Language Models: Compressing Meaning, Not Just Data
So far, we've looked at compression techniques that deal with the representation of information at a fundamental level. When we compress a poem stored as a text file, we're essentially just rearranging the bits that represent the characters in the poem. The compressed version doesn't "understand" the poem any better than the original file - it's just a more compact representation of the same information.
In contrast, large language models (LLMs) like GPT-3 take a radically different approach to compression. Rather than focusing on the raw data itself, LLMs aim to compress the meaning and structure of data.
During pre-training, an LLM is fed a huge corpus of text. However, instead of storing this text verbatim, the model learns to predict the probability of the next word in a sequence based on the words that come before it. In doing so, the model builds up a representation of the patterns that characterize the source data.
You're basically zipping the world knowledge. It's not much more than that, actually.
Arthur Mensch, CEO of MistralAI, said on training a model.
The goal of an LLM is not to perfectly reconstruct its training data but rather to capture the underlying semantics in a way that allows it to generate new output.
Put another way, imagine trying to compress a book using a traditional compression algorithm. The compressed version might be a highly detailed map of the book's contents, allowing you to reconstruct the original text perfectly. On the other hand, an LLM is more like a knowledgeable scholar who has read and internalized the book. They might not be able to recite it verbatim, but they can engage in deep, insightful discussions about its themes and ideas.
This lossy compression means they can sometimes generate inconsistent, biased, or factually incorrect outputs - a phenomenon known as "hallucination." However, labeling this as a mere flaw overlooks the true significance of what language models are achieving.
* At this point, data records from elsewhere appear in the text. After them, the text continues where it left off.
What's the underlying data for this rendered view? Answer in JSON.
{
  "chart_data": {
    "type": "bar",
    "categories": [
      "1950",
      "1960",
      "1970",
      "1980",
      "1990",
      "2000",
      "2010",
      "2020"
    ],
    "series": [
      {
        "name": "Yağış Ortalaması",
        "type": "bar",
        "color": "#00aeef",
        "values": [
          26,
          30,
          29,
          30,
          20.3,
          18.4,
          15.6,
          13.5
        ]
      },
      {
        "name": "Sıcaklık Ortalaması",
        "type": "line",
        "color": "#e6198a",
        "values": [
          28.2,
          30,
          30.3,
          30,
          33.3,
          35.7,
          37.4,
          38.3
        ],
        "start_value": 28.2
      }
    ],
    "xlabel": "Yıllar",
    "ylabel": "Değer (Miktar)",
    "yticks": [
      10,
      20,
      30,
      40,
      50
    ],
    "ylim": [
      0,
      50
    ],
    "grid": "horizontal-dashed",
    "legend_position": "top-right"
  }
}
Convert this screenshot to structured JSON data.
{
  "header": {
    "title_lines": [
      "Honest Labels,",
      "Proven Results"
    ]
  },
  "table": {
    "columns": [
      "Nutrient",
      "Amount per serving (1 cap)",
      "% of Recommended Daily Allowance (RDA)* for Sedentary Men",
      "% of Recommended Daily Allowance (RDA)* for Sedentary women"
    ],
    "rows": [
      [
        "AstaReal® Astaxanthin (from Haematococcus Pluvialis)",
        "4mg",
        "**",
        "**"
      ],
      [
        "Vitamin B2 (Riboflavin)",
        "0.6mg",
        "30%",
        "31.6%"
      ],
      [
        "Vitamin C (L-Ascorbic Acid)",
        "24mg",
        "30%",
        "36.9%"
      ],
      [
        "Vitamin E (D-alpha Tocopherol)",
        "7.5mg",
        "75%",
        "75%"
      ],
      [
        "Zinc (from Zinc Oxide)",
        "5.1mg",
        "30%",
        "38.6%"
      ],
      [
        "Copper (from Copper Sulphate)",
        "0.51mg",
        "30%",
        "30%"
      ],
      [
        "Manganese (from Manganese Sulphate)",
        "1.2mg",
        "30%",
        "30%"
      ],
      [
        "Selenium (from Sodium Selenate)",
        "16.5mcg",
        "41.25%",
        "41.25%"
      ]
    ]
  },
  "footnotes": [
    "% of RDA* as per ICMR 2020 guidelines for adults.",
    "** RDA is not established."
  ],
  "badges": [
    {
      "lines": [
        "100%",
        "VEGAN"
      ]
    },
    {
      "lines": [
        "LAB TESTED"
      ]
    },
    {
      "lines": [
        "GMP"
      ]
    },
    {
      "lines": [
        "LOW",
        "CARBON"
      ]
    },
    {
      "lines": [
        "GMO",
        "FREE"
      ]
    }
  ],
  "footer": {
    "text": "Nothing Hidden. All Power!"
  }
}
These models capture knowledge in an unprecedented way, offering a glimpse into a new realm of possibilities.
Not Just a Message, But a Messenger
Consider the Voyager Golden Record, the inspiration behind this article. The record contains a static collection of sounds, images, and music, carefully curated to represent the essence of Earth and its inhabitants. Now, imagine if instead of sending this data in its raw form, we had trained a language model on a vast corpus of human knowledge and sent the weights of that model into space. This hypothetical "Galactic Language Model" (GLM) would not merely be a repository of information but a dynamic, interactive system capable of engaging with and responding to queries about the contents of its training data.
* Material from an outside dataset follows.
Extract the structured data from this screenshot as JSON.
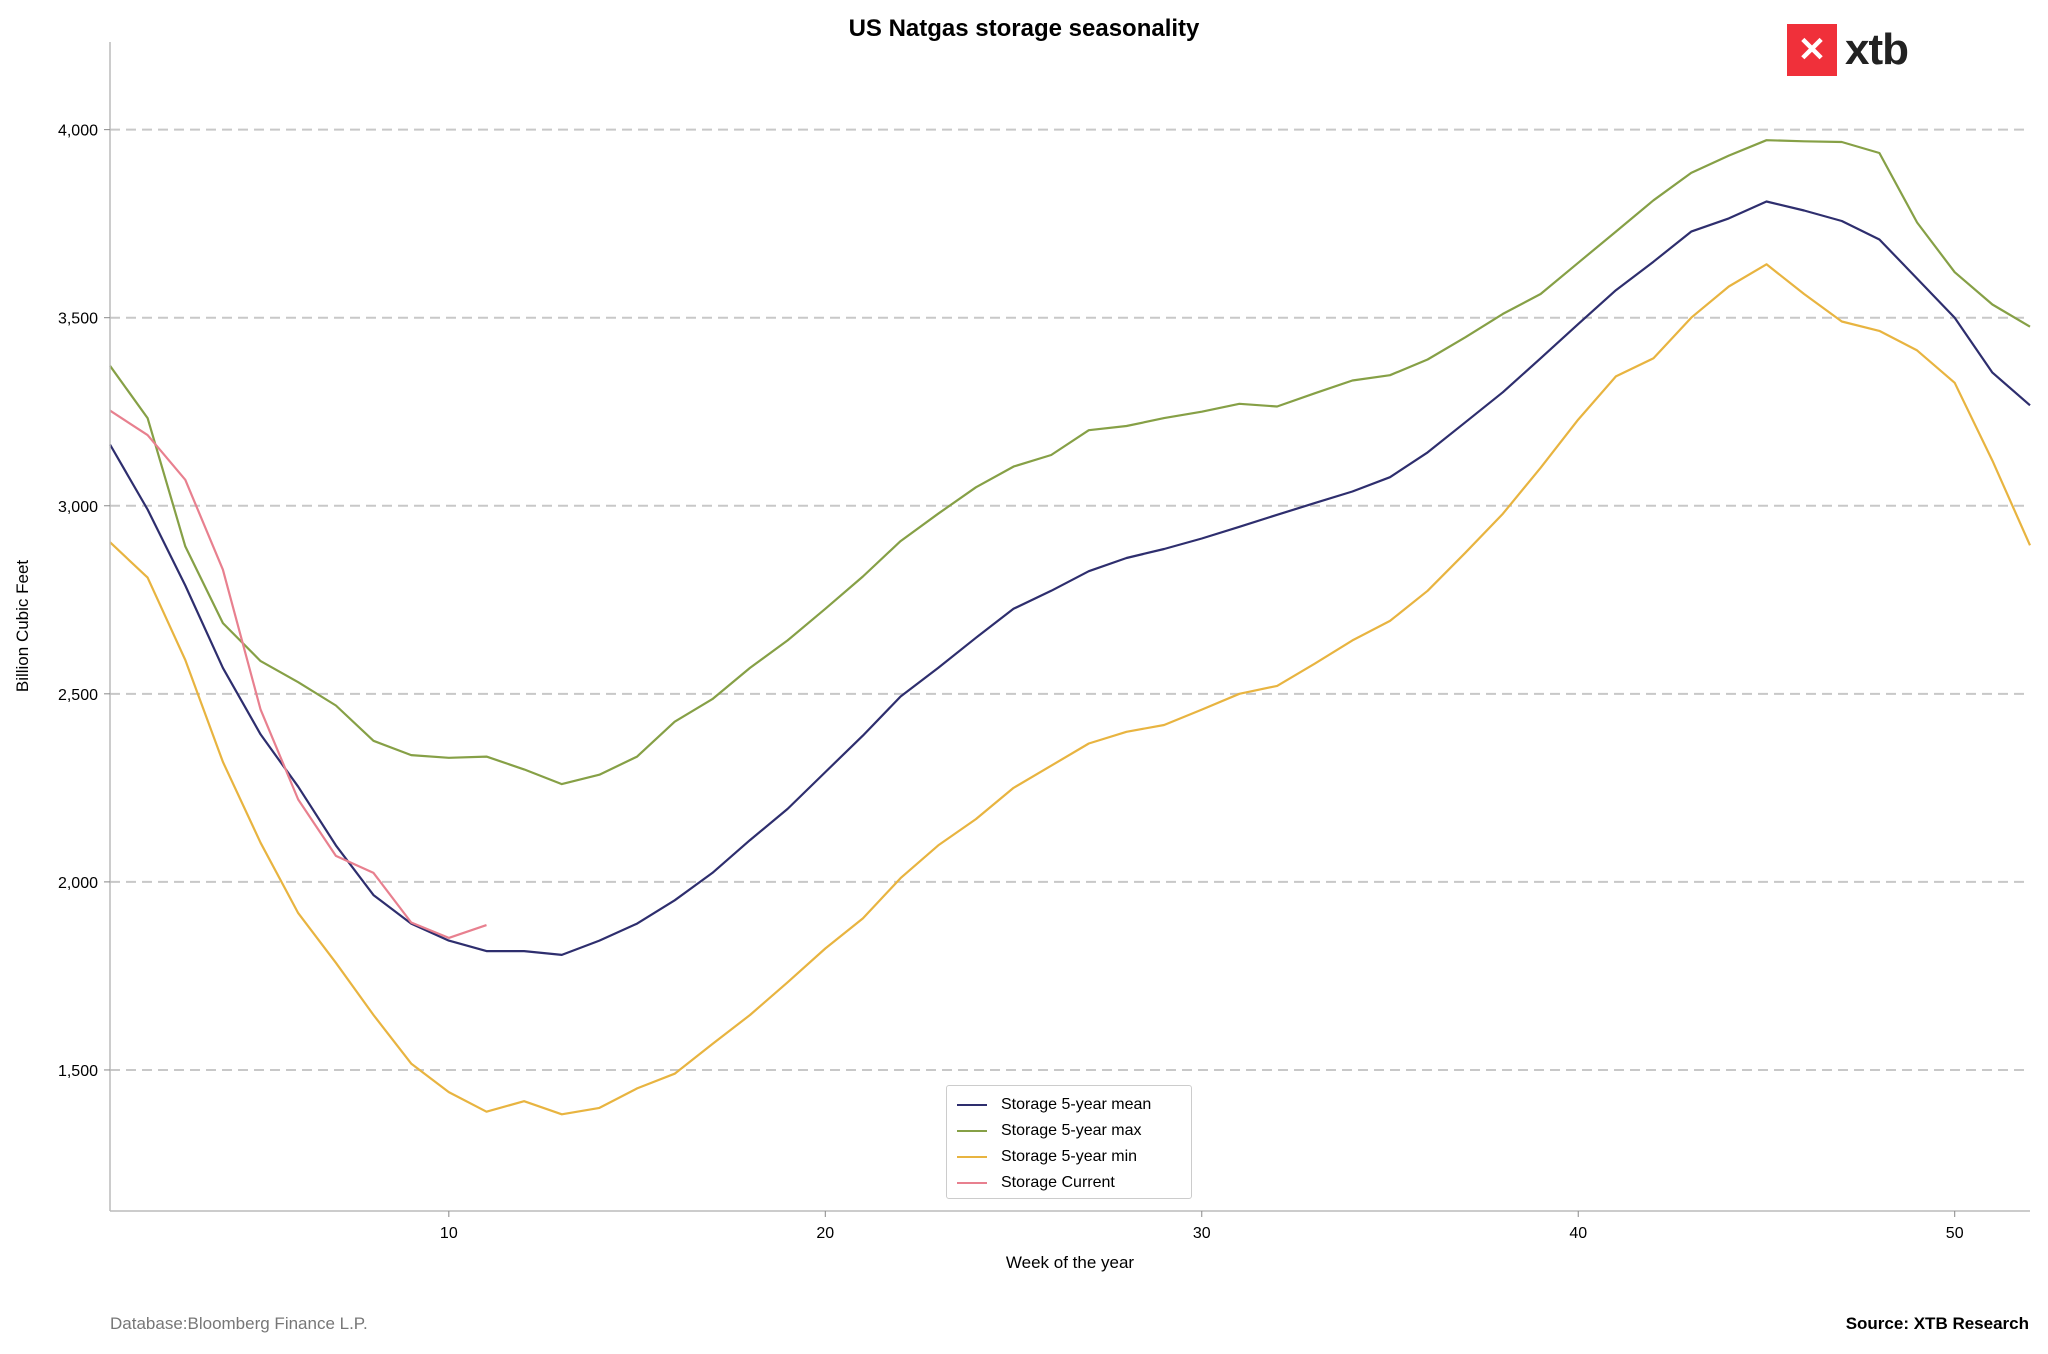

The GLM would be more than just a message; it would be a messenger, an ambassador of Earth's collective knowledge. It would provide context, interpretation, and even generate original insights based on the patterns and relationships it has learned. Such a model would represent a new form of knowledge compression and transmission, one that transcends the boundaries of traditional data storage and communication. I don't know what to call it but Language model doesn't quite capture it.